OCEANSIDE — Bob Rowe has been principal of El Camino High School since July and said he already feels a cultural change at the school that is working to raise its overall student Academic Performance Index, or API, score and leave no child behind.
“We do a great job with high-end kids,” Rowe said. “Our AP (advanced placement) program is stellar. We want to reach another 50 percent of the kids who are really struggling for various reasons. That’s our focus.”
To boost scores of low-achieving students, teachers are tasked to hone in on exactly where students are falling behind, decide what intervention is needed, and develop assessments to measure new comprehension.
Rowe said he wants all students to achieve a high enough GPA to have the option of going to college following high school.
The school focus is to provide intervention to students who are performing below a grade C.
“The worst grade kids can have is a D,” Rowe said. “With an F, kids have to retake a class. With a D, they passed at the lowest level and are not eligible for college.

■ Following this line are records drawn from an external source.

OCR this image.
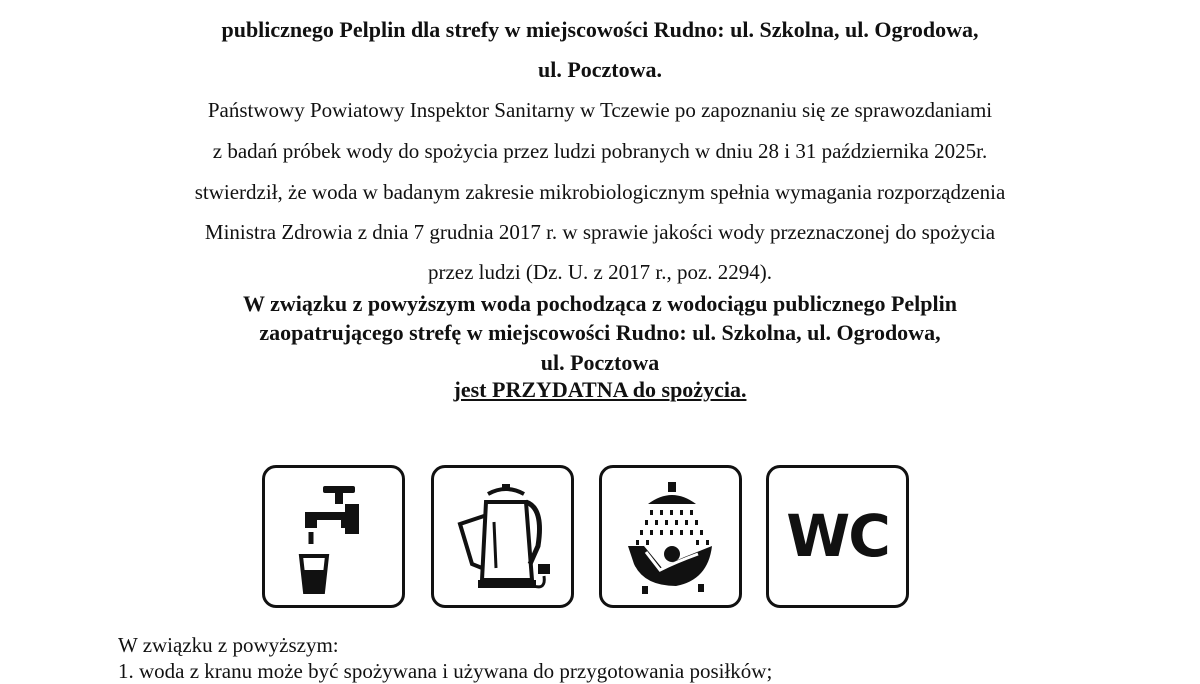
publicznego Pelplin dla strefy w miejscowości Rudno: ul. Szkolna, ul. Ogrodowa,
ul. Pocztowa.
Państwowy Powiatowy Inspektor Sanitarny w Tczewie po zapoznaniu się ze sprawozdaniami
z badań próbek wody do spożycia przez ludzi pobranych w dniu 28 i 31 października 2025r.
stwierdził, że woda w badanym zakresie mikrobiologicznym spełnia wymagania rozporządzenia
Ministra Zdrowia z dnia 7 grudnia 2017 r. w sprawie jakości wody przeznaczonej do spożycia
przez ludzi (Dz. U. z 2017 r., poz. 2294).
W związku z powyższym woda pochodząca z wodociągu publicznego Pelplin
zaopatrującego strefę w miejscowości Rudno: ul. Szkolna, ul. Ogrodowa,
ul. Pocztowa
jest PRZYDATNA do spożycia.
WC
W związku z powyższym:
1. woda z kranu może być spożywana i używana do przygotowania posiłków;
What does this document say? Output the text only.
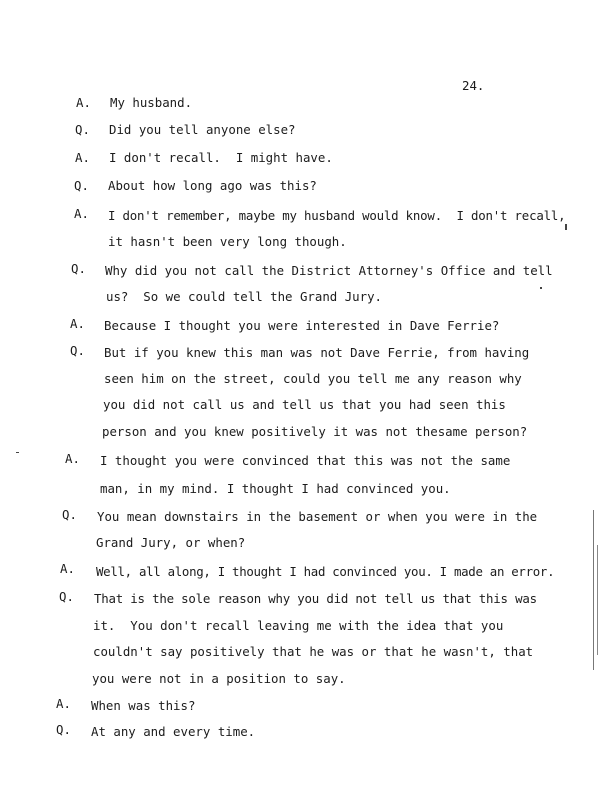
24.
A. My husband.
Q. Did you tell anyone else?
A. I don't recall.  I might have.
Q. About how long ago was this?
A. I don't remember, maybe my husband would know.  I don't recall,
it hasn't been very long though.
Q. Why did you not call the District Attorney's Office and tell
us?  So we could tell the Grand Jury.
A. Because I thought you were interested in Dave Ferrie?
Q. But if you knew this man was not Dave Ferrie, from having
seen him on the street, could you tell me any reason why
you did not call us and tell us that you had seen this
person and you knew positively it was not thesame person?
A. I thought you were convinced that this was not the same
man, in my mind. I thought I had convinced you.
Q. You mean downstairs in the basement or when you were in the
Grand Jury, or when?
A. Well, all along, I thought I had convinced you. I made an error.
Q. That is the sole reason why you did not tell us that this was
it.  You don't recall leaving me with the idea that you
couldn't say positively that he was or that he wasn't, that
you were not in a position to say.
A. When was this?
Q. At any and every time.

Everybody should have the opportunity and chance for academic success and college.”
To improve student learning, the staff of 140 teachers meet up per discipline on early student release day, Wednesdays, and discuss teaching strategies and students progress. When teachers find a number of students are struggling with the same concept, a discipline-wide intervention is brainstormed.
The teaching intervention might be after school tutoring to help students complete a critical assignment or requiring students to attend Saturday classes to catch up on learning basic concepts.
“We want to ID right now who needs help and help them master concepts instead of waiting until the end of year,” Rowe said. “Failure is not an option.”
Student accountability is monitored in a schoolwide data system that tracks student academic progress, missed assignments and absences from school or tutoring sessions. Parents can access this information to stay in the loop. The system also allows automated phone messages to be sent to parents’ work or home.
“It’s tough love in a loving way,” Rowe said. “It’s a paradigm shift to ensure learning.”
Rowe said some immediate signs of schoolwide improvement are students’ pride in their campus, display of school spirit and engagement in class. Intervention has also increased the number of completed assignments and raised class comprehension scores.
The schoolwide practice of immediate intervention does put additional demands on teachers to collectively address stumbling blocks for students and find solutions.
“Some teachers are every enthusiastic, some are going forward cautiously, and some are entrenched in traditional ways of teaching and moving a little slower,” Rowe said.
Rowe’s vision for the school is to let students know they are loved, accountable for their learning and can achieve success.
“I have the belief all kids can learn,” Rowe said.
Rowe has previously implemented this vision at Oceanside middle schools and elementary schools with significant success during his 31 years working for Oceanside Unified School District. He has led schools to raise their student API scores by more than 80 points and exceed the state target score of 800 out of 1,000.
El Camino High School’s current API score is 769. Rowe said he sees no reason it cannot be raised to 800.